Would I even be able to tell the operator what was happening? I suddenly felt like I didn’t know any words in any human language. You know how when they do the lottery draw, all those ping-pong balls with the numbers on them are getting blown around in a chamber? My brain was like that, only the balls had letters instead of numbers, and organizing those damn balls to form a single word, let alone a full thought, was next to impossible.
The recliner was right next to the phone, but, for some reason, I wouldn’t let myself sit in it to make the call, and instead kneeled on the floor next to it. Reggie was curled up on the other recliner. Tina, one of two familiars I’ve been blessed with in my life, knew I was in trouble and sat on the floor next to me. The way she positioned herself, it was like she knew I was having difficulty holding the phone receiver and she was steadying the left side of my body.
A voice came on the other end of the line.
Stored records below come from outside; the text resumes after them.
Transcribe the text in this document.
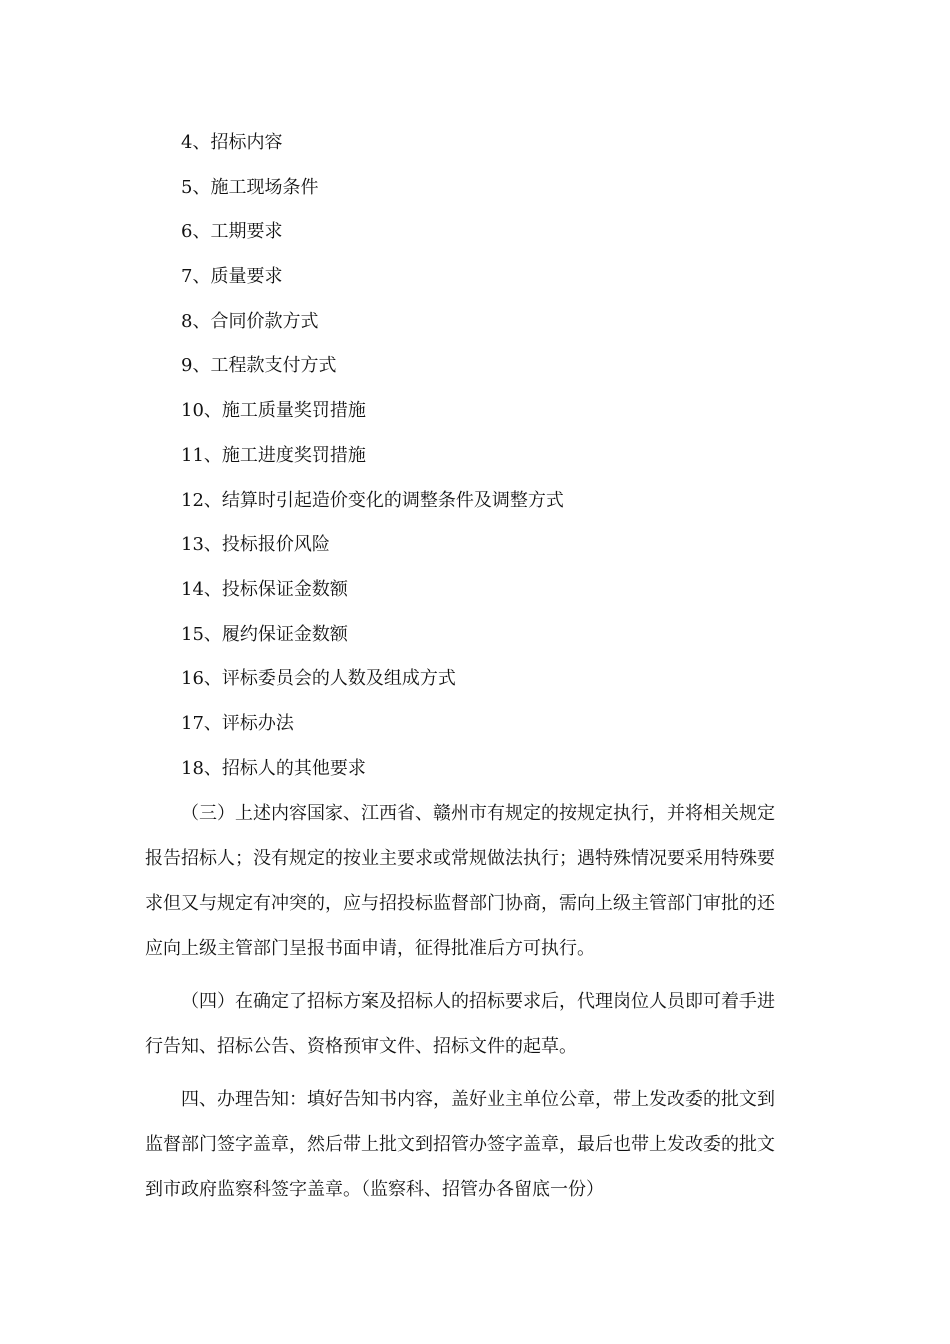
4、招标内容
5、施工现场条件
6、工期要求
7、质量要求
8、合同价款方式
9、工程款支付方式
10、施工质量奖罚措施
11、施工进度奖罚措施
12、结算时引起造价变化的调整条件及调整方式
13、投标报价风险
14、投标保证金数额
15、履约保证金数额
16、评标委员会的人数及组成方式
17、评标办法
18、招标人的其他要求
（三）上述内容国家、江西省、赣州市有规定的按规定执行，并将相关规定
报告招标人；没有规定的按业主要求或常规做法执行；遇特殊情况要采用特殊要
求但又与规定有冲突的，应与招投标监督部门协商，需向上级主管部门审批的还
应向上级主管部门呈报书面申请，征得批准后方可执行。
（四）在确定了招标方案及招标人的招标要求后，代理岗位人员即可着手进
行告知、招标公告、资格预审文件、招标文件的起草。
四、办理告知：填好告知书内容，盖好业主单位公章，带上发改委的批文到
监督部门签字盖章，然后带上批文到招管办签字盖章，最后也带上发改委的批文
到市政府监察科签字盖章。（监察科、招管办各留底一份）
9-1-1 what is your emergency?
I pulled as much air into my lungs as I could to try to soften the screaming that was threatening to explode out of my body. I switched the receiver to my right hand and rested my left hand on Tina.
“My mom is in the garage…not moving…shot herself…”
Okay, does your mom have a pulse?
“What the hell do you mean? Of course she doe…”
Well, to be honest, I hadn’t really checked THAT. Between the coldness of her body and seeing her little handgun underneath her legs, I just put two-and-two together and…
“I don’t think she does, ma’am. She is cold.”
As much as I have tried to piece together the images into a coherent picture, what happened immediately after that—and for the next several days—remains a somewhat blurry hodge-podge of police, coroner’s office personnel, family, friends, co-workers, cards, flowers and plants. Beer cans in the sink. The gut-punch when a relative asked me if I saw “this” coming. People coming. People leaving. Dozing for a few minutes at a time on the couch because I was terrified to sleep in my bed. I was terrified of sleep, period.
And there was crying. So much crying. The crying created loads of extra pressure in my sinuses, and that kept reminding me how fucking much my wisdom teeth were hurting. I didn’t even bother taking pain meds anymore. What was the point? No amount of ibuprofen would ease the pain I was experiencing.
I don’t remember exactly when or how it happened, but at some point over the next few days, the wisdom teeth just stopped hurting.
So, I never made the appointment to have my wisdom teeth extracted: it turned out my mother wouldn’t be available to help me get to and from the dental school after all.
And, somehow, I always knew that would be the case.